FileOutputFormat.setOutputPath(job, new Path(args[2]));

System.exit(job.waitForCompletion(true) ? 0 : 1);
}


/*
Id,City
1,Boston
2,New York
*/
private static class CityMapper

extends Mapper<Object, Text, Text, Text> {

public void map(Object key, Text value, Context context)
throws IOException, InterruptedException {
String txt = value.toString();
String[] tokens = txt.split(",");
String id = tokens[0].trim();
String name = tokens[1].trim();
if (name.compareTo("City") != 0)
context.write(new Text(id), new Text(name));
}
}


/*
Date,Id,Temperature
2018-01-01,1,21
2018-01-01,2,22
*/
private static class TemperatureMapper
extends Mapper<Object, Text, Text, Text> {

public void map(Object key, Text value, Context context)
throws IOException, InterruptedException {
String txt = value.toString();
String[] tokens = txt.split(",");
String date = tokens[0];
String id = tokens[1].trim();
String temperature = tokens[2].trim();
if (temperature.compareTo("Temperature") != 0)
context.write(new Text(id), new Text(temperature));
}
}



private static class TemperatureReducer
extends Reducer<Text, Text, Text, IntWritable> {
private IntWritable result = new IntWritable();
private Text cityName = new Text("Unknown");
public void reduce(Text key, Iterable<Text> values,
Context context) throws IOException, InterruptedException {
int sum = 0;
int n = 0;

cityName = new Text("city-"+key.toString());

for (Text val : values) {
String strVal = val.toString();
if (strVal.length() <=3)
{
sum += Integer.parseInt(strVal);
n +=1;
} else {
cityName = new Text(strVal);
}
}
if (n==0) n = 1;
result.set(sum/n);
context.write(cityName, result);
}
}
}

Now, run the command, as shown in the following code:

hadoop jar target/uber-mapreduce-1.0-SNAPSHOT.jar io.somethinglikethis.MultipleMappersReducer /user/normal/cities.csv /user/normal/temperatures.csv /user/normal/output/MultipleMappersReducer

The job will run and you should be able to see output as shown in the following output counters:

Map-Reduce Framework -- mapper for temperature.csv
Map input records=28
Map output records=27
Map output bytes=135
Map output materialized bytes=195
Input split bytes=286
Combine input records=0
Spilled Records=27
Failed Shuffles=0
Merged Map outputs=0
GC time elapsed (ms)=0
Total committed heap usage (bytes)=430964736

Map-Reduce Framework. -- mapper for cities.csv
Map input records=7
Map output records=6
Map output bytes=73
Map output materialized bytes=91
Input split bytes=273
Combine input records=0
Spilled Records=6
Failed Shuffles=0
Merged Map outputs=0
GC time elapsed (ms)=10
Total committed heap usage (bytes)=657457152

Map-Reduce Framework -- output average temperature per city name
Map input records=35
Map output records=33
Map output bytes=208
Map output materialized bytes=286
Input split bytes=559
Combine input records=0
Combine output records=0
Reduce input groups=7
Reduce shuffle bytes=286
Reduce input records=33
Reduce output records=7
Spilled Records=66
Shuffled Maps =2
Failed Shuffles=0
Merged Map outputs=2
GC time elapsed (ms)=10
Total committed heap usage (bytes)=1745879040

This shows that 27 records were output from one Mapper, six records were output from Mapper2 and seven records were output by the reducer.
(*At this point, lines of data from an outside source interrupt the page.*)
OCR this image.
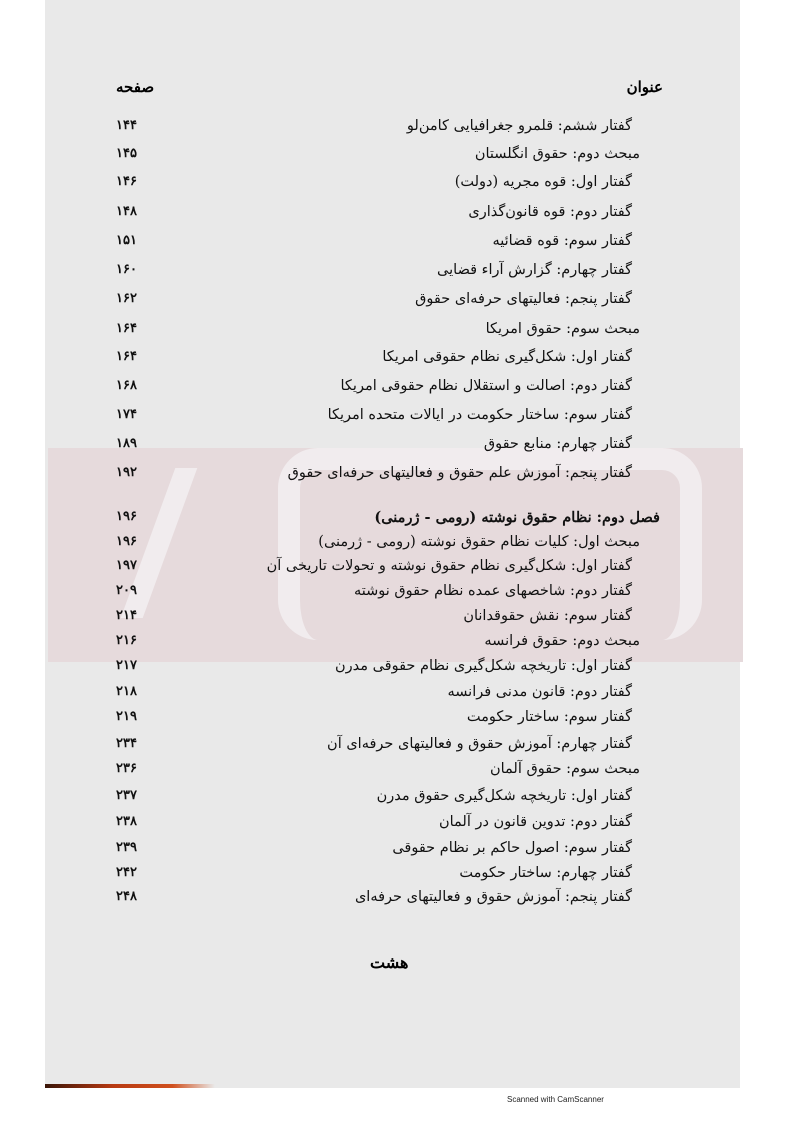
عنوان
صفحه
گفتار ششم: قلمرو جغرافیایی کامن‌لو
۱۴۴
مبحث دوم: حقوق انگلستان
۱۴۵
گفتار اول: قوه مجریه (دولت)
۱۴۶
گفتار دوم: قوه قانون‌گذاری
۱۴۸
گفتار سوم: قوه قضائیه
۱۵۱
گفتار چهارم: گزارش آراء قضایی
۱۶۰
گفتار پنجم: فعالیتهای حرفه‌ای حقوق
۱۶۲
مبحث سوم: حقوق امریکا
۱۶۴
گفتار اول: شکل‌گیری نظام حقوقی امریکا
۱۶۴
گفتار دوم: اصالت و استقلال نظام حقوقی امریکا
۱۶۸
گفتار سوم: ساختار حکومت در ایالات متحده امریکا
۱۷۴
گفتار چهارم: منابع حقوق
۱۸۹
گفتار پنجم: آموزش علم حقوق و فعالیتهای حرفه‌ای حقوق
۱۹۲
فصل دوم: نظام حقوق نوشته (رومی - ژرمنی)
۱۹۶
مبحث اول: کلیات نظام حقوق نوشته (رومی - ژرمنی)
۱۹۶
گفتار اول: شکل‌گیری نظام حقوق نوشته و تحولات تاریخی آن
۱۹۷
گفتار دوم: شاخصهای عمده نظام حقوق نوشته
۲۰۹
گفتار سوم: نقش حقوقدانان
۲۱۴
مبحث دوم: حقوق فرانسه
۲۱۶
گفتار اول: تاریخچه شکل‌گیری نظام حقوقی مدرن
۲۱۷
گفتار دوم: قانون مدنی فرانسه
۲۱۸
گفتار سوم: ساختار حکومت
۲۱۹
گفتار چهارم: آموزش حقوق و فعالیتهای حرفه‌ای آن
۲۳۴
مبحث سوم: حقوق آلمان
۲۳۶
گفتار اول: تاریخچه شکل‌گیری حقوق مدرن
۲۳۷
گفتار دوم: تدوین قانون در آلمان
۲۳۸
گفتار سوم: اصول حاکم بر نظام حقوقی
۲۳۹
گفتار چهارم: ساختار حکومت
۲۴۲
گفتار پنجم: آموزش حقوق و فعالیتهای حرفه‌ای
۲۴۸
هشت
Scanned with CamScanner
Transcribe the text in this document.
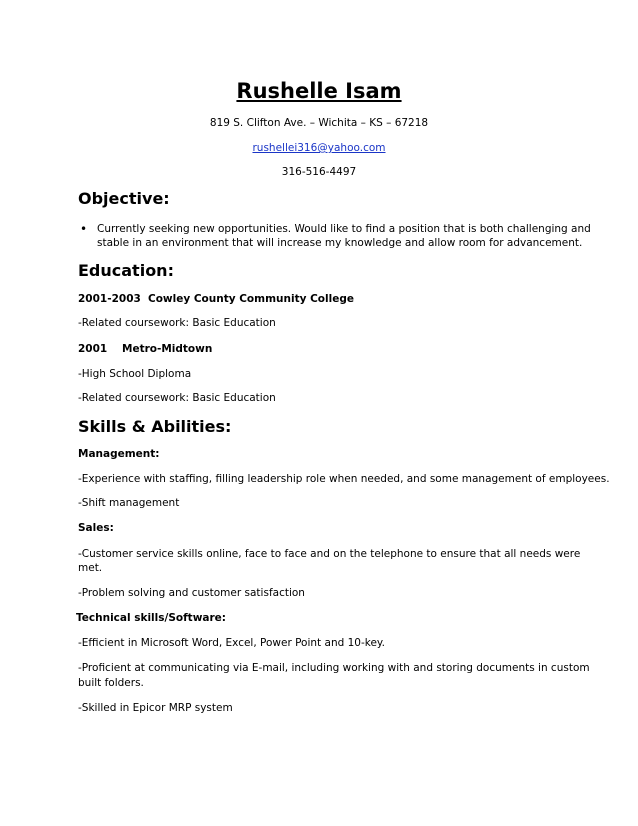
Rushelle Isam
819 S. Clifton Ave. – Wichita – KS – 67218
rushellei316@yahoo.com
316-516-4497
Objective:
• Currently seeking new opportunities. Would like to find a position that is both challenging and
stable in an environment that will increase my knowledge and allow room for advancement.
Education:
2001-2003 Cowley County Community College
-Related coursework: Basic Education
2001 Metro-Midtown
-High School Diploma
-Related coursework: Basic Education
Skills & Abilities:
Management:
-Experience with staffing, filling leadership role when needed, and some management of employees.
-Shift management
Sales:
-Customer service skills online, face to face and on the telephone to ensure that all needs were
met.
-Problem solving and customer satisfaction
Technical skills/Software:
-Efficient in Microsoft Word, Excel, Power Point and 10-key.
-Proficient at communicating via E-mail, including working with and storing documents in custom
built folders.
-Skilled in Epicor MRP system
You will be able to check this using the HDFS browser, simply by using http://localhost:9870 and jumping into the output directory shown under /user/normal/output, as shown in the following screenshot:

Figure: Check output in output directory

Now find the MultipleMappersReducer folder go into the directory, and then drill down as in the SingleMapper section; then, using the head/tail option in the preceding screenshot, you can view the content of the file, as shown in the following screenshot:

Figure: Content of the file

This shows the output of the MultipleMappersReducer job as the cityName and average temperature per city. If a cityID does not have corresponding temperature records in temperature.csv, the average is shown as 0. Similarly, if a cityID does not have a name in cities.csv, then the city name is shown as city-N.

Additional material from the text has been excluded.